Question

Consider the function \(f: \mathbb{R} \times \mathbb{N} \rightarrow \mathbb{N} \times \mathbb{R}\) defined as \(f(x, y)=(y, 3 x y) .\) Check that this is bijective; find its inverse.

Short answer

The function \(f(x, y)=(y, 3 x y)\) is bijective and its inverse is given by \(f^{-1}(a, b) = (\frac{b}{3a}, a)\).

Step-by-step solution

Prove injectiveness

Let's take two pairs \((x_1, y_1)\) and \((x_2, y_2)\) from \(\mathbb{R} \times \mathbb{N}\). Assume that \(f(x_1, y_1) = f(x_2, y_2)\), thus \((y_1, 3x_1y_1) = (y_2, 3x_2y_2)\). For these two pairs to be equal, both the first and second elements from each pair must be equal. This gives us two equations: \(y_1 = y_2\) and \(3x_1y_1 = 3x_2y_2\). Since \(y_1 = y_2\), it means \(3x_1y_1 = 3x_1y_2\), and simplifying further, it can be concluded that \(x_1 = x_2\). Therefore the function is injective.

Prove surjectiveness

A function is surjective if for every pair \((a, b)\) in the codomain, that is, in \(\mathbb{N} \times \mathbb{R}\), there exists a pair \((x, y)\) in the domain, such that \(f(x, y) = (a, b)\). We can see that by choosing \(x = \frac{b}{3a}\) and \(y = a\), where \((a, b) \in \mathbb{N} \times \mathbb{R}\), it results in \(f(x, y) = (a, 3 * (\frac{b}{3a}) * a) = (a, b)\). Hence, the function is surjective.

Find the inverse function

The inverse of a function reverses the direction of the mapping.
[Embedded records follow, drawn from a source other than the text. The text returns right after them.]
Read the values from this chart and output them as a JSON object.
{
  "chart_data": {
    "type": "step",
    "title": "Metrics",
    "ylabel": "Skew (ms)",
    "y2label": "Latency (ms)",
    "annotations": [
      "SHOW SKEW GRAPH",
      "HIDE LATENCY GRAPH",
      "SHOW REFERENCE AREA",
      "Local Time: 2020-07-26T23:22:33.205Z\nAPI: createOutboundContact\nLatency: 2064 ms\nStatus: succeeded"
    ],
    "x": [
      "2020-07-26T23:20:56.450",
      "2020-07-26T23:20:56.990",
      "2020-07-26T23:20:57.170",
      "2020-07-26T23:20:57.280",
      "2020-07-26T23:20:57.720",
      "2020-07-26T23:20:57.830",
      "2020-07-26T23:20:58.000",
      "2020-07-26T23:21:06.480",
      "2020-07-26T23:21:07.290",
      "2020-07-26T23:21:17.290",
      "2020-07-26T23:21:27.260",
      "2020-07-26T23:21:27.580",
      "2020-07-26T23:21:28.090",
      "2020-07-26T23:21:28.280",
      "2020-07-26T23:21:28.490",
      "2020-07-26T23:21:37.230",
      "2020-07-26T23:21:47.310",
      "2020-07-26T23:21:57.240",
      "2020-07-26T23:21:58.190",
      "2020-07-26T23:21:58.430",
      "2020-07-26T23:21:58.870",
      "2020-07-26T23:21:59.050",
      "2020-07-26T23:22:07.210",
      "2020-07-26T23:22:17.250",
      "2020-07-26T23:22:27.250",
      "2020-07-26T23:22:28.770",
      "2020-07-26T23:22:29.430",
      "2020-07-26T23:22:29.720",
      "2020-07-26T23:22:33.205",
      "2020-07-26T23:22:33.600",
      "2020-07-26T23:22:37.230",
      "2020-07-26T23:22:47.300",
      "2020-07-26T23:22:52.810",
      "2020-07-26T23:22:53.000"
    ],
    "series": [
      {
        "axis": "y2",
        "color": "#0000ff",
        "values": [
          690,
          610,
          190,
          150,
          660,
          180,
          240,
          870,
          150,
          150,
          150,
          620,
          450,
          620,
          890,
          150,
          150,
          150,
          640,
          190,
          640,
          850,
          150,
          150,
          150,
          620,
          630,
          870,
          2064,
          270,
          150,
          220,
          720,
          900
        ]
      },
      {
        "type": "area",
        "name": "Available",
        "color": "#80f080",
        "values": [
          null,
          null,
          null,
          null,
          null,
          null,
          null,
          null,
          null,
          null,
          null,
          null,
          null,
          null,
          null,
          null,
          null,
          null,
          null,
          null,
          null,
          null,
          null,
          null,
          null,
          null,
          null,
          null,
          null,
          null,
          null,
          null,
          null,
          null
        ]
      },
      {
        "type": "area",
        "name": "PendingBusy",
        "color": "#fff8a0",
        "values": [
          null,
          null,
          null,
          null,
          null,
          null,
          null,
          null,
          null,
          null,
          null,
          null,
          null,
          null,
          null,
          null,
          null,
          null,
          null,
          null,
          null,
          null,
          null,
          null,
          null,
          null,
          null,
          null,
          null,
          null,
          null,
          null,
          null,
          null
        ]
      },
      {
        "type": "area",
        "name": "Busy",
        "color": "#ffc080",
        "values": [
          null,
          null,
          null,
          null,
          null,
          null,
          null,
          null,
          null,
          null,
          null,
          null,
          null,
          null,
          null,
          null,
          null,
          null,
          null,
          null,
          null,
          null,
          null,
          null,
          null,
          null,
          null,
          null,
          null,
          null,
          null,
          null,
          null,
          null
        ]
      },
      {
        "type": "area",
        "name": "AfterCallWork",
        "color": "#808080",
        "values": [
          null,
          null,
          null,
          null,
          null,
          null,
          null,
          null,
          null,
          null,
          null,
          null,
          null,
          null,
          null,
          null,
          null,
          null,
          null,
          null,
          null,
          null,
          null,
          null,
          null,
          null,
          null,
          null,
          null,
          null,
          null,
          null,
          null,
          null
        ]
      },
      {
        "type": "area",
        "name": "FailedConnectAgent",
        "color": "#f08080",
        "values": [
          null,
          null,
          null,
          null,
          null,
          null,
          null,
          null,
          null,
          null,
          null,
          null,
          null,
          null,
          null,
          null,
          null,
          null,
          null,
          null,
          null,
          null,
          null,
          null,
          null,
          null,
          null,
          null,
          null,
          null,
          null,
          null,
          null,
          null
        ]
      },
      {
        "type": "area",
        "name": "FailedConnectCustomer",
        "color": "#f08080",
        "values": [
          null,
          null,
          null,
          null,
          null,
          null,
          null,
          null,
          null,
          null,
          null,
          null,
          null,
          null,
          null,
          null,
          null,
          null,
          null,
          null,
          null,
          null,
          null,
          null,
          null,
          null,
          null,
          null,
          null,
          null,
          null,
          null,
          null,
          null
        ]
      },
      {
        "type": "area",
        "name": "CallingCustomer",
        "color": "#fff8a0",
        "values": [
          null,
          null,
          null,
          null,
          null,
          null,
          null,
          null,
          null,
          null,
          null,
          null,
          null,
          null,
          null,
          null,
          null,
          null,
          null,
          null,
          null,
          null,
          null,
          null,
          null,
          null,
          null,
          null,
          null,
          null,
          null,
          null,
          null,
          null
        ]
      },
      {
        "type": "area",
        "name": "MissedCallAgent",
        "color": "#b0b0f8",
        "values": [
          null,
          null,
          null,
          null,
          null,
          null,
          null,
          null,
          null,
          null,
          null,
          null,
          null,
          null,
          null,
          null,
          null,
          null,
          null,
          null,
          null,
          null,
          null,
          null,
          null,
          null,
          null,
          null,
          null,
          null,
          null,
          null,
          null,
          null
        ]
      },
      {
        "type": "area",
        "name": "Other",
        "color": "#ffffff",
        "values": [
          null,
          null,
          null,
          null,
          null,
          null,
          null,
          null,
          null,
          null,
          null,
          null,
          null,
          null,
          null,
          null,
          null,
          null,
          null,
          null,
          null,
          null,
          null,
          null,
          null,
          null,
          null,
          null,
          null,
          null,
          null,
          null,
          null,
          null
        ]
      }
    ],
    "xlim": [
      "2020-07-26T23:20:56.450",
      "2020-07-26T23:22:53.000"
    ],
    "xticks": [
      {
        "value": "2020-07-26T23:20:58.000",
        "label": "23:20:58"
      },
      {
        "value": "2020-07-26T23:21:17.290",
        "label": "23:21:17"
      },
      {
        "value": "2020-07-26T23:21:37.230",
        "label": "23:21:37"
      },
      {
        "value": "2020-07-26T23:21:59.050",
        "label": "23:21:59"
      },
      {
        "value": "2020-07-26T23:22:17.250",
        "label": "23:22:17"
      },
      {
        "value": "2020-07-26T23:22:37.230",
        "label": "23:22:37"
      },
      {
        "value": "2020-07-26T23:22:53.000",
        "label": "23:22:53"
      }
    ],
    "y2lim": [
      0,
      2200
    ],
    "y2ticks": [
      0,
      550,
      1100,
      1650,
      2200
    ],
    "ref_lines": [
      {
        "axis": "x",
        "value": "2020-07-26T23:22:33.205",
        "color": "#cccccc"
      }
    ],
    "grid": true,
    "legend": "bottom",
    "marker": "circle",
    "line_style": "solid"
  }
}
The inverse of \(f: \mathbb{R} \times \mathbb{N} \rightarrow \mathbb{N} \times \mathbb{R}\), denoted as \(f^{-1}\), will map from \(\mathbb{N} \times \mathbb{R}\) to \(\mathbb{R} \times \mathbb{N}\). From the previous steps, we know that if \(f(x, y) = (a, b)\), you can solve for \(x\) and \(y\) in terms of \(a\) and \(b\) as \(x = \frac{b}{3a}\) and \(y = a\). Therefore, the inverse function \(f^{-1}(a, b) = (\frac{b}{3a}, a)\).